New Scientist editorial here - subsc only, and my subscription has lapsed otherwise I would post it in full:

http://www.newscientist.com/channel...-research-standoff-do-plants-produce-gas.html

(Those of you reading the "Critiques of Science" thread may enjoy the rather self-congratulatory anti-inductionist strapline - "As two teams produce different results, it's a reminder that a single study does not provide scientific proof")

And first report back in 2006 from Science News (free):

http://www.sciencenews.org/articles/20060114/fob1.asp
 
Last edited:

Mr. Tea

Let's Talk About Ceps
even Greenpeace members are now seriously arguing in favour of nuclear power plants
Is this the case? I thought just last year they staged a rather stroppy 'demonstration' at (i.e. completely disrupted) a big debate on nuclear energy, with the express intention of stopping even dialogue about it, let alone allowing more power stations to be built.
 
Is this the case? I thought just last year they staged a rather stroppy 'demonstration' at (i.e. completely disrupted) a big debate on nuclear energy, with the express intention of stopping even dialogue about it, let alone allowing more power stations to be built.

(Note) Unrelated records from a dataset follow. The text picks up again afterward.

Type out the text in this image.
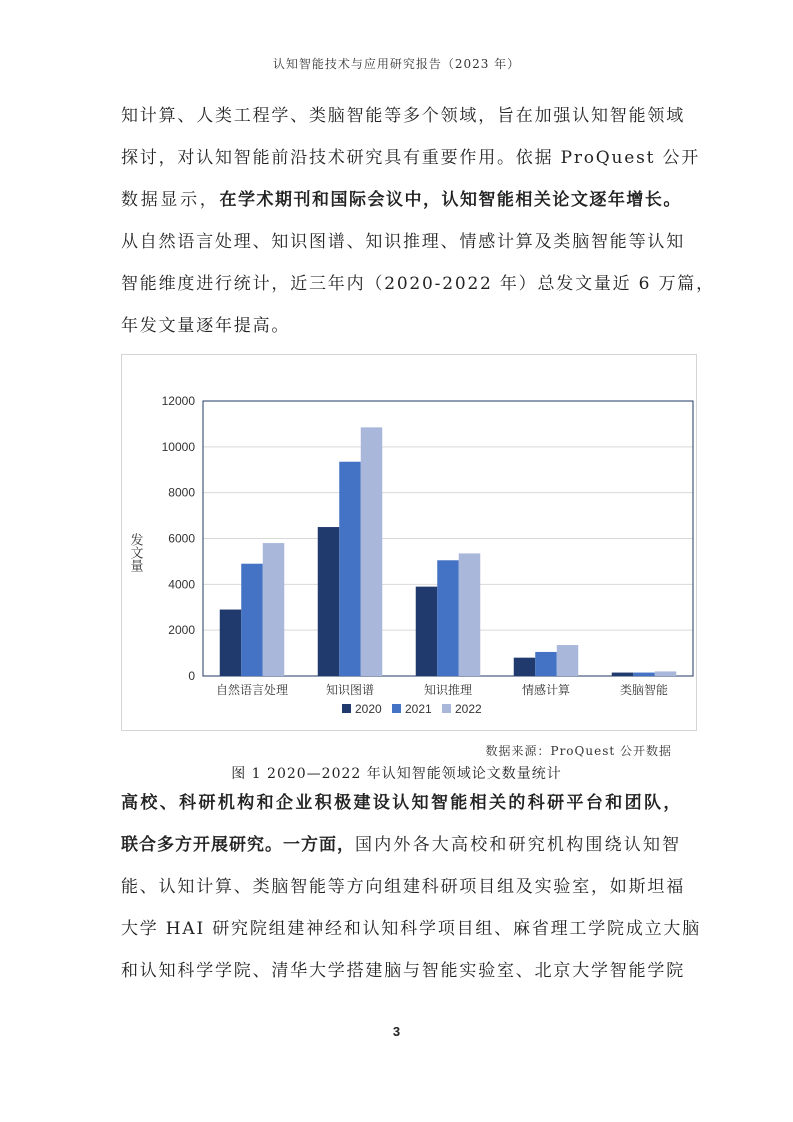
认知智能技术与应用研究报告（2023 年）
知计算、人类工程学、类脑智能等多个领域，旨在加强认知智能领域
探讨，对认知智能前沿技术研究具有重要作用。依据 ProQuest 公开
数据显示，在学术期刊和国际会议中，认知智能相关论文逐年增长。
从自然语言处理、知识图谱、知识推理、情感计算及类脑智能等认知
智能维度进行统计，近三年内（2020-2022 年）总发文量近 6 万篇，
年发文量逐年提高。
0
2000
4000
6000
8000
10000
12000
自然语言处理	知识图谱	知识推理	情感计算	类脑智能
发文量
2020 2021 2022
数据来源：ProQuest 公开数据
图 1 2020—2022 年认知智能领域论文数量统计
高校、科研机构和企业积极建设认知智能相关的科研平台和团队，
联合多方开展研究。一方面，国内外各大高校和研究机构围绕认知智
能、认知计算、类脑智能等方向组建科研项目组及实验室，如斯坦福
大学 HAI 研究院组建神经和认知科学项目组、麻省理工学院成立大脑
和认知科学学院、清华大学搭建脑与智能实验室、北京大学智能学院
3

Greenpeace, like Friends of the Earth and other lobby groups, is of course anti-nuclear. I should perhaps have been clearer by stating that "many former members" now favour nuclear energy.

"When I helped found Greenpeace in the 1970s, my colleagues and I were firmly opposed to nuclear energy. But times have changed. I now realize nuclear energy is the only non-greenhouse gas-emitting power source that can effectively replace fossil fuels and satisfy growing demand for energy."

===>Patrick Moore. An advisor to government and industry, Dr. Patrick Moore is a co-founder and former leader of Greenpeace, and chair and chief scientist of Greenspirit Strategies Ltd. in Vancouver, Canada. He and former Environmental Protection Agency administrator Christine Todd Whitman are co-chairs of the Clean and Safe Energy Coalition, which supports increased use of nuclear energy.